Geçinemiyorum derken de, kapına gelip oy isteyenlere de tepki göstermiyordun.

Bir algıyla, korkutulmuş, ürkütülmüş, üşütülmüştün.

Seni cesaretlendirecek, “sen üşüme biz düşeriz” diyecek muhalefeti, elini taşın altına koyacak çokbilmişleri ve medyayı ara ki bulasın.

Herkesin derdi başka!

Açık alanda kızıp, gaz alıp, kapalı alanda aynı kişilerle fingirdeşenler, demokrasi naraları atanlar işte! Sen nasıl uyanacaksın ki, seni uyandırmaya geliyoruz diyenler, uyutuyor uzun zamandır.

Bak,

Artık bin 500 TL yerine, iki bin 500’le müjdelendin, daha ne istiyorsun?

Merak etmiyor musun, 2022 kime geldi, kimin kapısını kırarak içeri “girdi”, hala anlamıyor musun?

Nereden nereye, verdik ya, yaptık ya. Sonra, sus ve konuşma!

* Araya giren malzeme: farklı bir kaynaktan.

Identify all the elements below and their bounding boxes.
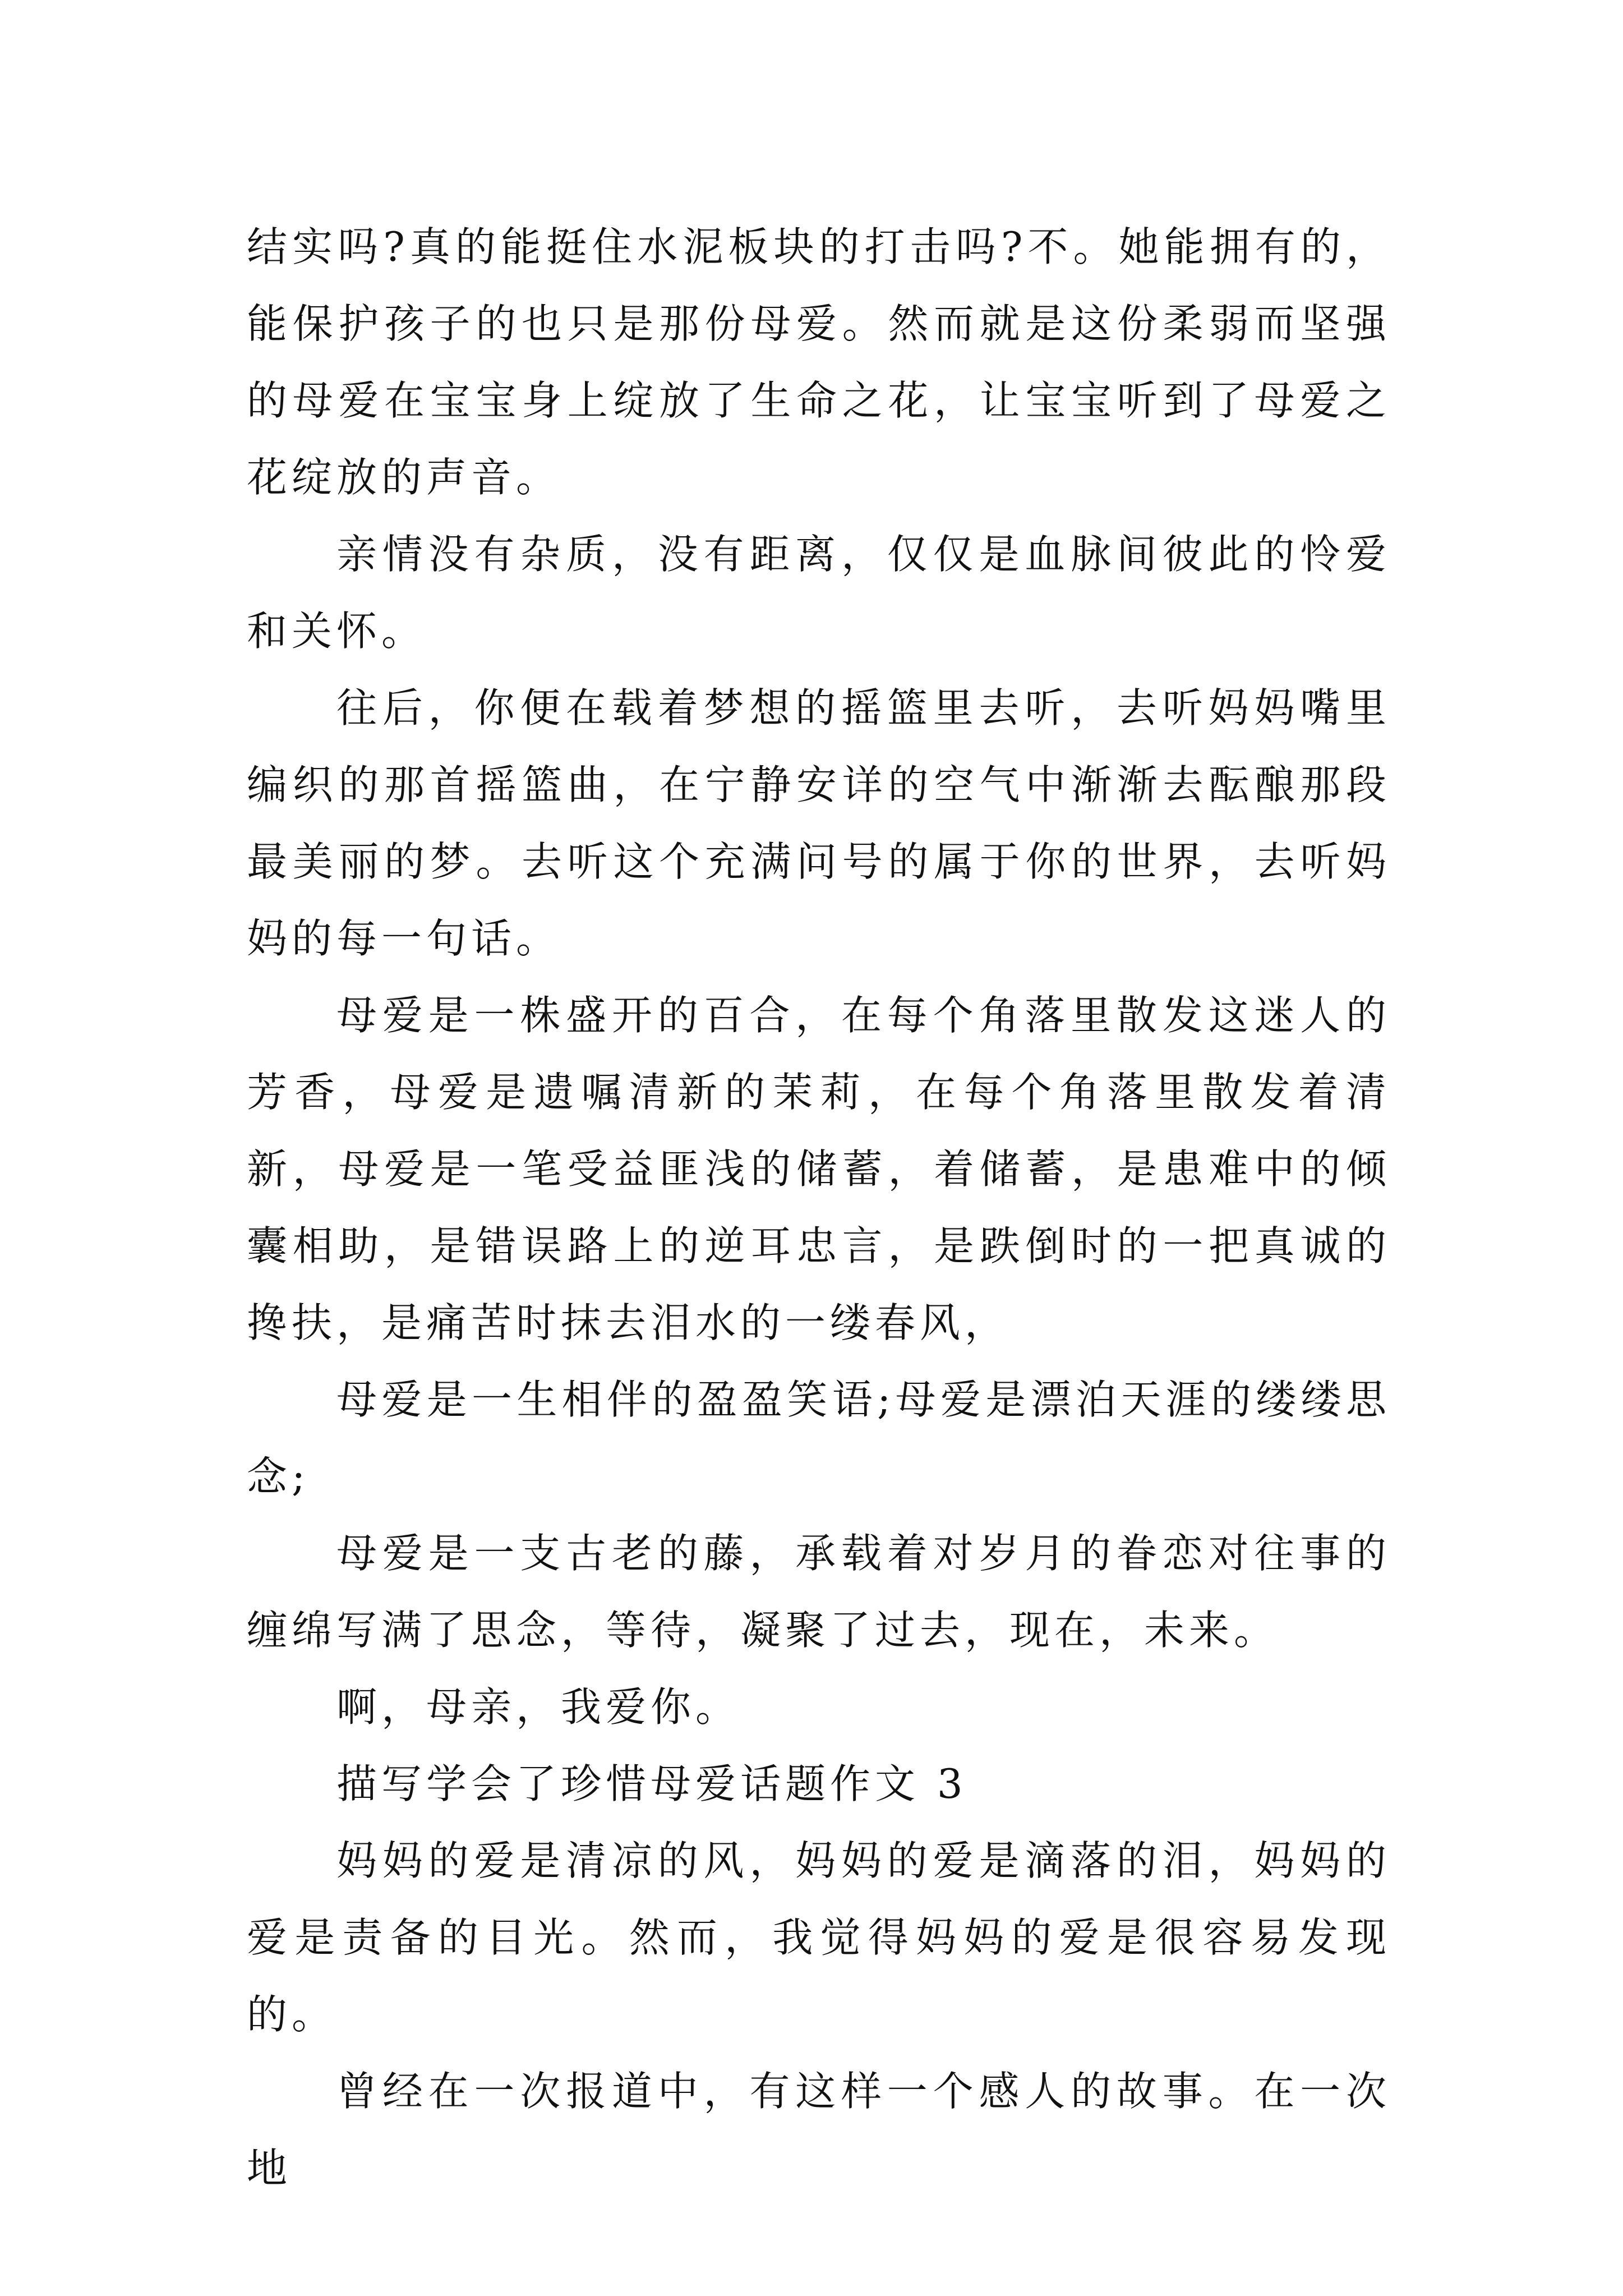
paragraph-9: 曾经在一次报道中，有这样一个感人的故事。在一次地 [247, 2068, 1391, 2192]
paragraph-4: 母爱是一株盛开的百合，在每个角落里散发这迷人的芳香，母爱是遗嘱清新的茉莉，在每个角落里散发着清新，母爱是一笔受益匪浅的储蓄，着储蓄，是患难中的倾囊相助，是错误路上的逆耳忠言，是跌倒时的一把真诚的搀扶，是痛苦时抹去泪水的一缕春风， [247, 992, 1391, 1346]
paragraph-5: 母爱是一生相伴的盈盈笑语;母爱是漂泊天涯的缕缕思念; [247, 1376, 1391, 1500]
paragraph-8: 妈妈的爱是清凉的风，妈妈的爱是滴落的泪，妈妈的爱是责备的目光。然而，我觉得妈妈的爱是很容易发现的。 [247, 1837, 1391, 2038]
paragraph-6: 母爱是一支古老的藤，承载着对岁月的眷恋对往事的缠绵写满了思念，等待，凝聚了过去，现在，未来。 [247, 1530, 1391, 1654]
paragraph-1: 结实吗?真的能挺住水泥板块的打击吗?不。她能拥有的，能保护孩子的也只是那份母爱。然而就是这份柔弱而坚强的母爱在宝宝身上绽放了生命之花，让宝宝听到了母爱之花绽放的声音。 [247, 223, 1391, 501]
paragraph-3: 往后，你便在载着梦想的摇篮里去听，去听妈妈嘴里编织的那首摇篮曲，在宁静安详的空气中渐渐去酝酿那段最美丽的梦。去听这个充满问号的属于你的世界，去听妈妈的每一句话。 [247, 684, 1391, 962]
essay-heading: 描写学会了珍惜母爱话题作文 3 [336, 1760, 967, 1807]
document-body [247, 209, 1391, 2207]
paragraph-2: 亲情没有杂质，没有距离，仅仅是血脉间彼此的怜爱和关怀。 [247, 531, 1391, 655]
paragraph-7: 啊，母亲，我爱你。 [336, 1683, 741, 1731]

En düşük 2 bin 500 işte. Sonrası yok!

Var’ın görmediği ise elektrik ve doğal gaz öpücüğü!

Et yeme, önceden yoğurt mayalamak için açık süt alıyordun, litresi 8 TL, al da göreyim. Ev kirası bin, geriye kaldı bin 500, al sana yeni Türkiye, bozdur, bozdur harca!

Yurtta sus, caddede sus, sokakta sus, işçine sus, ziyaretine gelen iktidarın yetkililerine gül, arkalarından söv, eleştir. Utanmazlık, gevşeklik ve münafıklık bünyeyi ele geçirmiş, bu hastalığın henüz teşhisi yok!

Yaşayan ölülere dönmüşüz, ağlayanımız yok!

Nasıl olsa belediyeler anneni, babanı mezara koyunca, okumasını bilmediğin için “yasin” okunduktan sonra cantık verip, mezarlıkta eline tutuşturdukları ayranla hizmet ruhsuzluğuna imza atıyorlar. Yıkıyorlar, tabuta koyup mezara da sokuyorlar, sus işte, konuşma!

Ha bu arada,

“Orta çağ zihniyeti” diyene ateş püskürüp, “bize yaptıran Allah’tır” diyen “her devrin kişisine” gıkını çıkarmayan Diyanet’in maaşlılarına, camilerde tek cümle edemeyen hale gelmişsek…

Yaşarken helak oluşumuzu seyrediyoruz işte!

Hiç tahmin etmiyordun ama oldu, iki bin 500’ü gördün ya, ister amuda kalk, istersen bizi kıskanan Almanya’ya tatile git, gidebilirsen…

Elini çabuk tut, uçak biletine 3, trenle gidersen 5 taksit yapıyorlar!